案例研究 1中的Very Tiny Basic - 规范相比,存在一些差异,例如 MULT 和 DIV 代替 MULDIV。这是因为我们需要区分这两个值。LineNumber 和 WholeNumber 在词法上是相同的,因此目前无法分离。定义标记的使用和类别留到下一阶段。

语法分析

[编辑 | 编辑源代码]

VTB.y - 版本 1

%{
int yylex(void);

void yyerror(char* str)
{
 /*This should handle errors!*/
}

%}

%union {
        int number;
        char *string;
        char var;
}

%token <number> NUMBER
%token <string> STRING
%token <var> VAR_NUM
%token <var> VAR_STR
%token LET IF THEN PRINT REM GOTO GOSUB RETURN STOP
       FOR EQUAL TO STEP NEXT SEPARATE
       NEQUAL LT GT LTEQ GTEQ
       ADD SUB MUL DIV
       LPARAN RPARAN

%start lines

%%

lines: line lines
        | /*Nothing*/
        ;

line: NUMBER statement
        ;

statement: LET variable EQUAL exp
        | IF test THEN NUMBER
        | PRINT printItem printList
        | REM
        | GOTO NUMBER
        | GOSUB NUMBER
        | RETURN
        | STOP
        | FOR variable EQUAL exp TO exp STEP exp
        | FOR variable EQUAL exp TO exp
        | NEXT variable
        ;

variable: VAR_NUM
        | VAR_STR
        ;

printList: SEPARATE printItem
        | /* Nothing */
        ;

printItem: exp
/*        | STRING */
        ;

test: exp comparison exp
        ;

comparison: EQUAL
        | NEQUAL
        | LT
        | GT
        | LTEQ
        | GTEQ
        ;

exp:      addsub secondary secList
        | secondary secList
        ;

secList:  addsub secondary
        | /* Nothing */
        ;

addsub :  ADD
        | SUB
        ;

secondary : primary priList
        ;

priList : muldiv primary
        | /* Nothing */
        ;

muldiv :  MUL
        | DIV
        ;

primary : LPARAN exp RPARAN
        | variable
        | NUMBER
        | STRING
        ;

词法分析与语义

[编辑 | 编辑源代码]

在此版本的词法分析器中,包含了由 yacc/bison 生成的头文件。

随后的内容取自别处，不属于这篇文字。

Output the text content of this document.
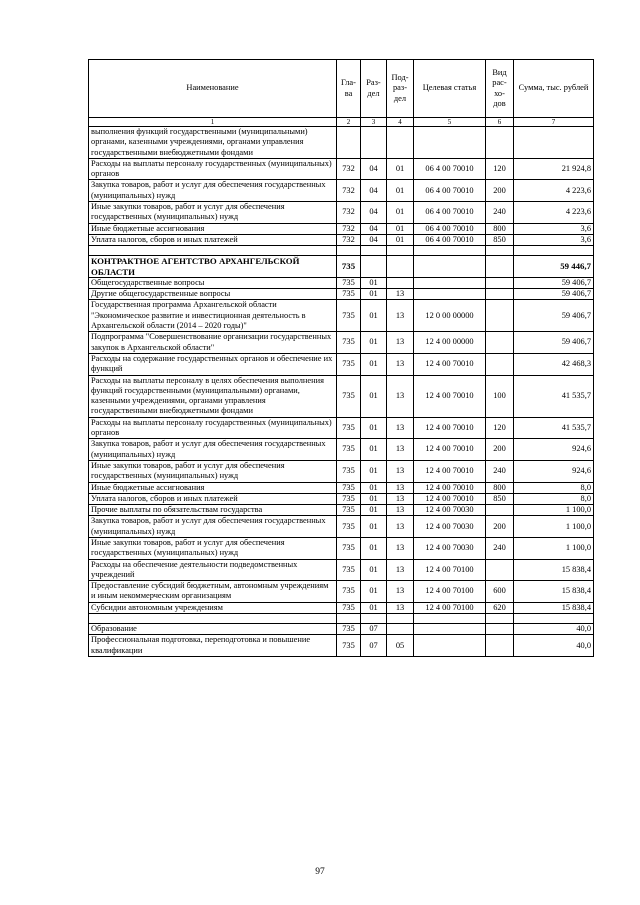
Наименование	Гла-ва	Раз-дел	Под-раз-дел	Целевая статья	Вид рас-хо-дов	Сумма, тыс. рублей
1	2	3	4	5	6	7
выполнения функций государственными (муниципальными) органами, казенными учреждениями, органами управления государственными внебюджетными фондами						
Расходы на выплаты персоналу государственных (муниципальных) органов	732	04	01	06 4 00 70010	120	21 924,8
Закупка товаров, работ и услуг для обеспечения государственных (муниципальных) нужд	732	04	01	06 4 00 70010	200	4 223,6
Иные закупки товаров, работ и услуг для обеспечения государственных (муниципальных) нужд	732	04	01	06 4 00 70010	240	4 223,6
Иные бюджетные ассигнования	732	04	01	06 4 00 70010	800	3,6
Уплата налогов, сборов и иных платежей	732	04	01	06 4 00 70010	850	3,6

КОНТРАКТНОЕ АГЕНТСТВО АРХАНГЕЛЬСКОЙ ОБЛАСТИ	735					59 446,7
Общегосударственные вопросы	735	01				59 406,7
Другие общегосударственные вопросы	735	01	13			59 406,7
Государственная программа Архангельской области "Экономическое развитие и инвестиционная деятельность в Архангельской области (2014 – 2020 годы)"	735	01	13	12 0 00 00000		59 406,7
Подпрограмма "Совершенствование организации государственных закупок в Архангельской области"	735	01	13	12 4 00 00000		59 406,7
Расходы на содержание государственных органов и обеспечение их функций	735	01	13	12 4 00 70010		42 468,3
Расходы на выплаты персоналу в целях обеспечения выполнения функций государственными (муниципальными) органами, казенными учреждениями, органами управления государственными внебюджетными фондами	735	01	13	12 4 00 70010	100	41 535,7
Расходы на выплаты персоналу государственных (муниципальных) органов	735	01	13	12 4 00 70010	120	41 535,7
Закупка товаров, работ и услуг для обеспечения государственных (муниципальных) нужд	735	01	13	12 4 00 70010	200	924,6
Иные закупки товаров, работ и услуг для обеспечения государственных (муниципальных) нужд	735	01	13	12 4 00 70010	240	924,6
Иные бюджетные ассигнования	735	01	13	12 4 00 70010	800	8,0
Уплата налогов, сборов и иных платежей	735	01	13	12 4 00 70010	850	8,0
Прочие выплаты по обязательствам государства	735	01	13	12 4 00 70030		1 100,0
Закупка товаров, работ и услуг для обеспечения государственных (муниципальных) нужд	735	01	13	12 4 00 70030	200	1 100,0
Иные закупки товаров, работ и услуг для обеспечения государственных (муниципальных) нужд	735	01	13	12 4 00 70030	240	1 100,0
Расходы на обеспечение деятельности подведомственных учреждений	735	01	13	12 4 00 70100		15 838,4
Предоставление субсидий бюджетным, автономным учреждениям и иным некоммерческим организациям	735	01	13	12 4 00 70100	600	15 838,4
Субсидии автономным учреждениям	735	01	13	12 4 00 70100	620	15 838,4

Образование	735	07				40,0
Профессиональная подготовка, переподготовка и повышение квалификации	735	07	05			40,0
97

头文件定义了返回值和用于存储标记语义值的联合。这是根据语法文件的%token 声明和%union 部分创建的。词法分析器现在从某些类型的标记中提取值,并将这些值存储在yylval 联合中。

VTB.l - 版本 2

%{

#include "y.tab.h"
#include <string.h>
#include <malloc.h>

%}

DIGIT [0-9]
LETTER [A-Z]

%%
"LET"           {return LET;}
"IF"            {return IF;}
"THEN"          {return THEN;}
"PRINT"         {return PRINT;}
"REM"[^\n]*     {return REM;}
"GOTO"          {return GOTO;}
"GOSUB"         {return GOSUB;}
"RETURN"        {return RETURN;}
"STOP"          {return STOP;}
"FOR"           {return FOR;}
"TO"            {return TO;}
"STEP"          {return STEP;}
"NEXT"          {return NEXT;}
\"[^\"]\"       {yylval.string=malloc(strlen(yytext)+1);
                 strcpy(yylval.string,yytext); return STRING;}
"="             {return EQUAL;}
"<>"            {return NEQUAL;}
"<"             {return LT;}
">"             {return GT;}
"<="            {return LTEQ;}
">="            {return GTEQ;}
{LETTER}        {yylval.var=yytext[0]; return VAR_NUM;}
{LETTER}$       {yylval.var=yytext[0]; return VAR_STR;}
{DIGIT}+        {yylval.number=atoi(yytext); return NUMBER;}
","             |
";"             {return SEPARATE;}
"+"             {return ADD;}
"-"             {return SUB;}
"*"             {return MUL;}
"/"             {return DIV;}
"("             {return LPARAN;}
")"             {return RPARAN;}      
.               {/*This is an error!*/}
%%

抽象语法树

[编辑 | 编辑源代码]

抽象语法树 是使用数据结构在内存中创建的代码的中间表示。语言的语法结构(已定义并已作为 YACC 语法文件写下)被转换为树结构。使用 YACC & C,这意味着大多数语法规则和标记都变成了节点。注释是一个没有放入树中的示例。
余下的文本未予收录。